Inspired by Jules Verne, Béhar envisioned that the station would consist of two large disks, one atop the other, connected by a spiral ramp. The edges of the disks would be lined with pods where bedrooms, bathrooms, and laboratories could be added.

At the center would be a social space above what Jacques Cousteau called a “liquid door” also known as a moon pool—a pressurized chamber where resident aquanauts could more rapidly set out for a dive.

The outside would be covered with artificial reef material to encourage habitation by neighborly sea-dwellers, and Fabien imagines a full-scale video production facility so that he, like his grandfather, can educate the world about the oceans’ depths in real time; offering an unparalleled opportunity to educational institutions world-wide.

Understanding another world

According to some estimates, only 80% of the ocean’s territory has been mapped.
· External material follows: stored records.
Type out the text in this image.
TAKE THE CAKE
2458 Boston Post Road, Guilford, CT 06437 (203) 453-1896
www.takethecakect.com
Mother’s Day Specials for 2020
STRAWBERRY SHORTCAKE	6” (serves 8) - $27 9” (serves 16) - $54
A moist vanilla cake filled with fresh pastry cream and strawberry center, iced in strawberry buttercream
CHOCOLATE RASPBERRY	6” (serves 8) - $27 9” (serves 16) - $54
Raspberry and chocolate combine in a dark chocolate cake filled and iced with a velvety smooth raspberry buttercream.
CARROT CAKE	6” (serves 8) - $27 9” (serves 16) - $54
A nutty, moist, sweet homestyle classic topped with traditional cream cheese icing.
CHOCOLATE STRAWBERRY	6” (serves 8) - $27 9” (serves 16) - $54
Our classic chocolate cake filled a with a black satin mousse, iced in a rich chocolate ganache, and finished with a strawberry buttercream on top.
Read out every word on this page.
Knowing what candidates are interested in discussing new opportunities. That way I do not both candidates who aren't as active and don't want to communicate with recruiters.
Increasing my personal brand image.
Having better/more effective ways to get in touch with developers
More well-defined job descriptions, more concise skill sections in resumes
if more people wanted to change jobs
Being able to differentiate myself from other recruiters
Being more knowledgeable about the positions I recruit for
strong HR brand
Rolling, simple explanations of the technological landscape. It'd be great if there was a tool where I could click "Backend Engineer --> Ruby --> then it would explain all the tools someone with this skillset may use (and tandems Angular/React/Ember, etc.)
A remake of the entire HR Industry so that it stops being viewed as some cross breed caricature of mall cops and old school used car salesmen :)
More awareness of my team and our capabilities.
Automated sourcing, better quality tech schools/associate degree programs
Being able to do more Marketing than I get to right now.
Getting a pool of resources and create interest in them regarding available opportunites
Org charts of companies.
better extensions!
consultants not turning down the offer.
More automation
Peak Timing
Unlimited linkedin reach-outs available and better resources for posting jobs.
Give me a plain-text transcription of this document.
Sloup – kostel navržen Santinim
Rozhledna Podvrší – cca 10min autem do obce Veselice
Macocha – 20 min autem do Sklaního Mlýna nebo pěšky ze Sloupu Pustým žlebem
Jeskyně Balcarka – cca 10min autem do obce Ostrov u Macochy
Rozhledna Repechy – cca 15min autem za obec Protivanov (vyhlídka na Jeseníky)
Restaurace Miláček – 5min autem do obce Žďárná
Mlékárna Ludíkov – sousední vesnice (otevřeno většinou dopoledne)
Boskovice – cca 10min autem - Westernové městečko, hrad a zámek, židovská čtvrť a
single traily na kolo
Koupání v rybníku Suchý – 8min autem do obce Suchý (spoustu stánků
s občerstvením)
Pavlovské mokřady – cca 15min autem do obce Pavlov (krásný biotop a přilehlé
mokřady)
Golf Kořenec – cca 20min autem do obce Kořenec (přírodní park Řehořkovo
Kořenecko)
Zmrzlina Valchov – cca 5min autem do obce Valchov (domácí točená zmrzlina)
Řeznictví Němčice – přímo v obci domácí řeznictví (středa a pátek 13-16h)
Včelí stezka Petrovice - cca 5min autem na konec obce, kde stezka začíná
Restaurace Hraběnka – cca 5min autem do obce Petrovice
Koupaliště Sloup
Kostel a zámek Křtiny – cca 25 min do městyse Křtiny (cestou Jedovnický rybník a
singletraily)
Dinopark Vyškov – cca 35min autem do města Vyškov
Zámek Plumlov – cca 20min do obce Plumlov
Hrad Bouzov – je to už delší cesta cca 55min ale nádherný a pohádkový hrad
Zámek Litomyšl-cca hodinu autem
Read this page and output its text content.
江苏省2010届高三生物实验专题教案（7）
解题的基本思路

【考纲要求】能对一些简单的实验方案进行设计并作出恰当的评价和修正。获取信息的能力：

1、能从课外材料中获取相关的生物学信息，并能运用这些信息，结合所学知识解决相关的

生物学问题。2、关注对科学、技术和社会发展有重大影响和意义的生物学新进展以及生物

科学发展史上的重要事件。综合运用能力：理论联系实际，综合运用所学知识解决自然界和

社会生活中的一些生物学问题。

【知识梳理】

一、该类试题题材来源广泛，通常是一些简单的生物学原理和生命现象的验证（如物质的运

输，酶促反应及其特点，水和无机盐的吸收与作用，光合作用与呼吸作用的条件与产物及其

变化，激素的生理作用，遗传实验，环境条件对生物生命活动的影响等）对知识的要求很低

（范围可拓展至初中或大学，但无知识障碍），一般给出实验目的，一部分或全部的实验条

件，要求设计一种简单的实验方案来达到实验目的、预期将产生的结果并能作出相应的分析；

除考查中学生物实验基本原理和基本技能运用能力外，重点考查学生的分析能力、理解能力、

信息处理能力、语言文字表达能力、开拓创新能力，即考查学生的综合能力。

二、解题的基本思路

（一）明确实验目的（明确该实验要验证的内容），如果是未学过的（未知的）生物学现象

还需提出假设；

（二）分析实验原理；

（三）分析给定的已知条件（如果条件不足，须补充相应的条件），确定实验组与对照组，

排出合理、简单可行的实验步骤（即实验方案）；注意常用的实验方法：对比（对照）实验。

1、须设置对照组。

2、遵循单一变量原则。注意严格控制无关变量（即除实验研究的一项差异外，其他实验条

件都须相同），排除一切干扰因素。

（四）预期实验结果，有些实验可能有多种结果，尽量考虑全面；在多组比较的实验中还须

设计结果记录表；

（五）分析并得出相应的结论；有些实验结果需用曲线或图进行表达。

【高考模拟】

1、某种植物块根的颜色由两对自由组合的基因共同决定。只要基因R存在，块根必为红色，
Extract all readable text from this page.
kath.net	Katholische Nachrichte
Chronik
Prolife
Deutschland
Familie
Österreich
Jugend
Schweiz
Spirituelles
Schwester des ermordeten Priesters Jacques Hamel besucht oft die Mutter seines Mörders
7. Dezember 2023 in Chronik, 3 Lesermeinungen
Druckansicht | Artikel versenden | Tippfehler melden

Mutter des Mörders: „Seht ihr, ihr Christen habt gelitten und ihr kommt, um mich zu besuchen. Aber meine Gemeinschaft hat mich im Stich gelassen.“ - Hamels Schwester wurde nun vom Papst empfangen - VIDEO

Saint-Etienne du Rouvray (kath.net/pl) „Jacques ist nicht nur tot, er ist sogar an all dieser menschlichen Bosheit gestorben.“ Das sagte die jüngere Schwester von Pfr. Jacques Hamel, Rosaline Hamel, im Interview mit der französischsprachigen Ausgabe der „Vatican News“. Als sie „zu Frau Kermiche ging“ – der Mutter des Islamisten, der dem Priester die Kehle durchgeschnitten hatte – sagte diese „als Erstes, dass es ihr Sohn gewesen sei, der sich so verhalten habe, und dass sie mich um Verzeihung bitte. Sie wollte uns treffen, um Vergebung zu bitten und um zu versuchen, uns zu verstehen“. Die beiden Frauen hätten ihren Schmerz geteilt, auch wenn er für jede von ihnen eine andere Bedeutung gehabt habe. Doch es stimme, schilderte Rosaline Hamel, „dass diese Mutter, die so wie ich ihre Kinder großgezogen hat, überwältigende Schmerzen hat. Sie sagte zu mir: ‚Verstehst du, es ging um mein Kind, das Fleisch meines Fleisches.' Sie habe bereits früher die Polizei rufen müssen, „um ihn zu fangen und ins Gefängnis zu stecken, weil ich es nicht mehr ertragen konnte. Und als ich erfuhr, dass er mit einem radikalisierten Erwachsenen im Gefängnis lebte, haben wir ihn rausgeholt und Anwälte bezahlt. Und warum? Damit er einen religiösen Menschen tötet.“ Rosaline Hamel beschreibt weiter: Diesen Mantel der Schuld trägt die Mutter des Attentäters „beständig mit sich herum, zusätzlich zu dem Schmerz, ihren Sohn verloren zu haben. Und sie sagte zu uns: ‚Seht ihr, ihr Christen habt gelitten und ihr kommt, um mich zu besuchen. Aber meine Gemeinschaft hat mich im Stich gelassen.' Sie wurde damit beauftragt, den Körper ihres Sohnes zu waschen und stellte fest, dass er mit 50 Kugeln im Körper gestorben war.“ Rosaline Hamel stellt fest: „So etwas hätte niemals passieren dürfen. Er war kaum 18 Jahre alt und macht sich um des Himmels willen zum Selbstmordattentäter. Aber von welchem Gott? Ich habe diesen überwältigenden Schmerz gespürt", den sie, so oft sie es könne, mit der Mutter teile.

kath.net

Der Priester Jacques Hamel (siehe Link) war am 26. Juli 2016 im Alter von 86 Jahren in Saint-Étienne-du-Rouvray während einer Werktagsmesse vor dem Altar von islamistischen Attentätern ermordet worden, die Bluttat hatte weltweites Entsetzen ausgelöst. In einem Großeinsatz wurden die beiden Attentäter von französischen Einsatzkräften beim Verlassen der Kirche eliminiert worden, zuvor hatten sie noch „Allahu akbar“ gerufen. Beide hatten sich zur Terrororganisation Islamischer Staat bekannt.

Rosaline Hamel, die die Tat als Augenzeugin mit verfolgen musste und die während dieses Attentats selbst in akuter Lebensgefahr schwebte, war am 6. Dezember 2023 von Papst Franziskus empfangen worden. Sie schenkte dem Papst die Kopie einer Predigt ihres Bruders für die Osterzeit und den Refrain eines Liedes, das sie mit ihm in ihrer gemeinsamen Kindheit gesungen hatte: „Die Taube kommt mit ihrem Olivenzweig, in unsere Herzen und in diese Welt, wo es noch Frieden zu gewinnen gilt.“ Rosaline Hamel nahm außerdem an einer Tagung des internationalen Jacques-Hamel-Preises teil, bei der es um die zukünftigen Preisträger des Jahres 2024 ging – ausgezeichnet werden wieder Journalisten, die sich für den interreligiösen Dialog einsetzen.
Furthermore, the 20% that is recorded is often so unspecific as to miss the spires of undersea volcanoes, or airplane wreckage.

With Proteus, Fabien would be able to map a certain radius of the surrounding area to a resolution of a quarter inch, allowing scientists working there to study the changes in a rich marine environment in extreme granularity.

According to scientists speaking with Smithsonian Magazine about Proteus, one of the problems aquanauts and oceanographers have had to face over the histories of their professions is that the ocean often changes faster than they can make record of it.

“Studying the historical responses of ecosystems like coral reefs to past changes in climate provides a useful guide,” says Brian Helmuth, a professor of marine and environmental sciences and public policy at Northeastern University, to Smithsonian.

“It [Proteus] would allow scientists to study the undersea environment by becoming a part of it, rather than working as casual interlopers.”

More: First U.S. Woman to Walk in Space Just Traveled to the Ocean’s Deepest Depth

Finally, as humanity begins working towards a new relationship with the planet, one of total command, yet total respect, undersea laboratories can help discover new species, understand how climate change affects the ocean, and allow for testing of green power, aquaculture, creating a picture of how humans might create, what Jacques Rougerie, a French underwater architect described as a ”blue society.”